Differential neutralization and inhibition of SARS-CoV-2 variants by antibodies elicited by COVID-19 mRNA vaccines
Li Wang, Markus H. Kainulainen, Nannan Jiang, Han Di, Gaston Bonenfant, Lisa Mills, Michael Currier, Punya Shrivastava-Ranjan, Brenda M. Calderon, Mili Sheth, Brian R. Mann, Jaber Hossain, Xudong Lin, Sandra Lester, Elizabeth A. Pusch, Joyce Jones, Dan Cui, Payel Chatterjee, M. Harley Jenks, Esther K. Morantz, Gloria P. Larson, Masato Hatta, Jennifer L. Harcourt, Azaibi Tamin, Yan Li, Ying Tao, Kun Zhao, Kristine A. Lacek, Ashley Burroughs, Wei Wang, Malania M. Wilson, Terianne Wong, Sohee Park, Suxiang Tong, John Barnes, Mark W. Tenforde, Wesley H. Self, Nathan I. Shapiro, Matthew C. Exline, D. Clark Files, Kevin W. Gibbs, David N. Hager, Manish Patel, Alison Laufer Halpin, Laura K. McMullan, Justin S. Lee, Hongjie Xia, Xuping Xie, Pei‐Yong Shi, C. Todd Davis, Christina F. Spiropoulou, Natalie J. Thornburg, M. Steven Oberste, Vivien G. Dugan, SSEV Bioinformatics Working Group, Dhwani Batra, Andrew S. Beck, Jason Caravas, Reina Chau, Roxana Cintrón, Peter W. Cook, Jonathan Gerhart, Christopher A. Gulvik, Norman Hassell, Dakota Howard, Kristen Knipe, Rebecca Kondor, Nicholas A. Kovacs, Kara A. Moser, Roopa Reddy-Nagilla, Clinton R. Paden, Benjamin L. Rambo‐Martin, Sandra Mathew, Matthew Schmerer, Samuel S. Shepard, Philip Shirk, Richard A. Stanton, Thomas Stark, Erisa Sula, Kendall Tymeckia, Yvette Unoarumhi, Voleti Subbalakshmi, Xiaoyu Zheng, David E. Wentworth, Bin Zhou
Abstract
The evolution of severe acute respiratory syndrome coronavirus 2 (SARS-CoV-2) has resulted in the emergence of new variant lineages that have exacerbated the COVID-19 pandemic. Some of those variants were designated as variants of concern/interest (VOC/VOI) by national or international authorities based on many factors including their potential impact on vaccine-mediated protection from disease.
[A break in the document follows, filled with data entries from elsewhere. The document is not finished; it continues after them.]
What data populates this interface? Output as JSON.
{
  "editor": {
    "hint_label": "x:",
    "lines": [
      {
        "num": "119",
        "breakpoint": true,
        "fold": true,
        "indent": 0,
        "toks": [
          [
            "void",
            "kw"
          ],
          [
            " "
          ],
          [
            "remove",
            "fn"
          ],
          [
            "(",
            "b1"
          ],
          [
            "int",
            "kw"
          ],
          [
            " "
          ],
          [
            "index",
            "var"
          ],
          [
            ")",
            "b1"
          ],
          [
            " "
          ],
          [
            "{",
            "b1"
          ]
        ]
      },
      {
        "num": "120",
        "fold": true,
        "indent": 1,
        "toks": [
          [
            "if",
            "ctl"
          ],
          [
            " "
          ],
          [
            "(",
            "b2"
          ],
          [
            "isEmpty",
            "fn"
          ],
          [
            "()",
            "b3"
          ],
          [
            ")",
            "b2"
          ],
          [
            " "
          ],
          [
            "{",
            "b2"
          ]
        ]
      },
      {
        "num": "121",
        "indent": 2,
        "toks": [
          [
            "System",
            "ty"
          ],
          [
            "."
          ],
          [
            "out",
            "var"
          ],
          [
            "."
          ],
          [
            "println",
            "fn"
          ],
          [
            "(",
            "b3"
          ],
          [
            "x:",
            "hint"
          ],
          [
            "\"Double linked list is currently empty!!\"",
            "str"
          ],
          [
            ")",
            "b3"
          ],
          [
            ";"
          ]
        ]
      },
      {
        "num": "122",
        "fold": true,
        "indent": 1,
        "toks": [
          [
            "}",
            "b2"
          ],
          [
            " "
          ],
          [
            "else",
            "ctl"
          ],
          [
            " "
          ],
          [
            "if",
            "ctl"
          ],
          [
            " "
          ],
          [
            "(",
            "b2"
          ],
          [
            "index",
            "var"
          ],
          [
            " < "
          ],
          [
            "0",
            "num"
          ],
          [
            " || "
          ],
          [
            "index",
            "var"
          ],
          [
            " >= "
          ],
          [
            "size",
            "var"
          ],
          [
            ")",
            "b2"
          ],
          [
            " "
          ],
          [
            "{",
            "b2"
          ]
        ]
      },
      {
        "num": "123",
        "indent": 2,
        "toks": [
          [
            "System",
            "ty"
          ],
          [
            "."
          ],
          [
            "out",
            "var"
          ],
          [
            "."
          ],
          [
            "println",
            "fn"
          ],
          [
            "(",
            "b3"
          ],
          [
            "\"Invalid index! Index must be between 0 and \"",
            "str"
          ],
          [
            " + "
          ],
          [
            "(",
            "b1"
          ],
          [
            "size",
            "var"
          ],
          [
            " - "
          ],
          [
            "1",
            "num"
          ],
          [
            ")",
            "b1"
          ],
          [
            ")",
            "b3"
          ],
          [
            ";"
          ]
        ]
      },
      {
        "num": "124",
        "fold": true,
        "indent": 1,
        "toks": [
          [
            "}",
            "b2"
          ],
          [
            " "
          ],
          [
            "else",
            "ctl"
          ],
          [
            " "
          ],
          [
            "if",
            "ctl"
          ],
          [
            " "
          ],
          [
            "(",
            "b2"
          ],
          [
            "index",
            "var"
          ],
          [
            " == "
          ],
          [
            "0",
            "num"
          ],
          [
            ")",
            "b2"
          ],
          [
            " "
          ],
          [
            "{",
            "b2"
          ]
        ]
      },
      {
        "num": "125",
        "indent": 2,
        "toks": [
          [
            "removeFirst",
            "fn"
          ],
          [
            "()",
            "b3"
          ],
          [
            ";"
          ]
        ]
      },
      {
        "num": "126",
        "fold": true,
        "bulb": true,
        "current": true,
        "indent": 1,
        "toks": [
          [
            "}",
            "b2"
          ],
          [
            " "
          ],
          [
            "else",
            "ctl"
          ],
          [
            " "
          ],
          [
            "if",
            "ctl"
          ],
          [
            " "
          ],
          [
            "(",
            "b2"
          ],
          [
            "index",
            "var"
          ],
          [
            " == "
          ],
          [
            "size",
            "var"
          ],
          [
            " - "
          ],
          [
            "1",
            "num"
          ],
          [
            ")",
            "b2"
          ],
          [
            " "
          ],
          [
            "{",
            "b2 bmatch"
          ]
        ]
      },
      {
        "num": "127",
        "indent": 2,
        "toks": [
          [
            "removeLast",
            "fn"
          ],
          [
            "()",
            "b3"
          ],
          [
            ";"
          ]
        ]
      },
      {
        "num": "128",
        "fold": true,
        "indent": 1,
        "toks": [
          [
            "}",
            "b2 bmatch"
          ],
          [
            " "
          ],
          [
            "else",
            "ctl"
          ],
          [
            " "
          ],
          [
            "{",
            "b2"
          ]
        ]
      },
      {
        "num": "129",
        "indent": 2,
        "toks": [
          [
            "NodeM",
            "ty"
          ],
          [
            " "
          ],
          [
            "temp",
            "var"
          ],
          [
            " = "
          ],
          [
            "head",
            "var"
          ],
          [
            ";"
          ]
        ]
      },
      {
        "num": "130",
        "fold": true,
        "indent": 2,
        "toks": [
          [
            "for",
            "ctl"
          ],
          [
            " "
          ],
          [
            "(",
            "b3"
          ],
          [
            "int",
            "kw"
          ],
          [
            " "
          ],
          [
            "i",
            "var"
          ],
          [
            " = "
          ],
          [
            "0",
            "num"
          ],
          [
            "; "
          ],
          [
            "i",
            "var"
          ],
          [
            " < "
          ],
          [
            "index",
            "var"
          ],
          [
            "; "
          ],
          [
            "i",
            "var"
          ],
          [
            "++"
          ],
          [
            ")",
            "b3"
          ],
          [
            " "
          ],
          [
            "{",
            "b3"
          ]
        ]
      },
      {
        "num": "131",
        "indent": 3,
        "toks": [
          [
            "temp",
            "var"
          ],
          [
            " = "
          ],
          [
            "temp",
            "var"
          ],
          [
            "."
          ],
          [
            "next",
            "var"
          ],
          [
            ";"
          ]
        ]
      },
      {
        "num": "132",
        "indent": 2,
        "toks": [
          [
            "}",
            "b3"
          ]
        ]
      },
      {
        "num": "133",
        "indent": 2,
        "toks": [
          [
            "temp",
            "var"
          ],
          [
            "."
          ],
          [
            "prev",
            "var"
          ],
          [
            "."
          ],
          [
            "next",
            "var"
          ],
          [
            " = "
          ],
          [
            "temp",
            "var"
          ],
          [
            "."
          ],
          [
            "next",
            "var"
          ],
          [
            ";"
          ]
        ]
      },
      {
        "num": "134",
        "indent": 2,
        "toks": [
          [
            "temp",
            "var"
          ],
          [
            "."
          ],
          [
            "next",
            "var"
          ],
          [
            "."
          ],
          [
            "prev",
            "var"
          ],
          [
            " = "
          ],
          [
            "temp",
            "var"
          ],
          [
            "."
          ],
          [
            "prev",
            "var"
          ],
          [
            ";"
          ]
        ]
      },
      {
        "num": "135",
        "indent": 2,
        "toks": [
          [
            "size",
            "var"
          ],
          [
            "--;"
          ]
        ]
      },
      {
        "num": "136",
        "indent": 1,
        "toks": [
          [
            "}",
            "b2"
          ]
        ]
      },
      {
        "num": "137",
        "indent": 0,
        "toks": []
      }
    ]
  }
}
To ascertain and rank the risk of VOCs and VOIs, we analyze the ability of 14 variants (614G, Alpha, Beta, Gamma, Delta, Epsilon, Zeta, Eta, Theta, Iota, Kappa, Lambda, Mu, and Omicron) to escape from mRNA vaccine-induced antibodies. The variants show differential reductions in neutralization and replication by post-vaccination sera. Although the Omicron variant (BA.1, BA.1.1, and BA.2) shows the most escape from neutralization, sera collected after a third dose of vaccine (booster sera) retain moderate neutralizing activity against that variant. Therefore, vaccination remains an effective strategy during the COVID-19 pandemic.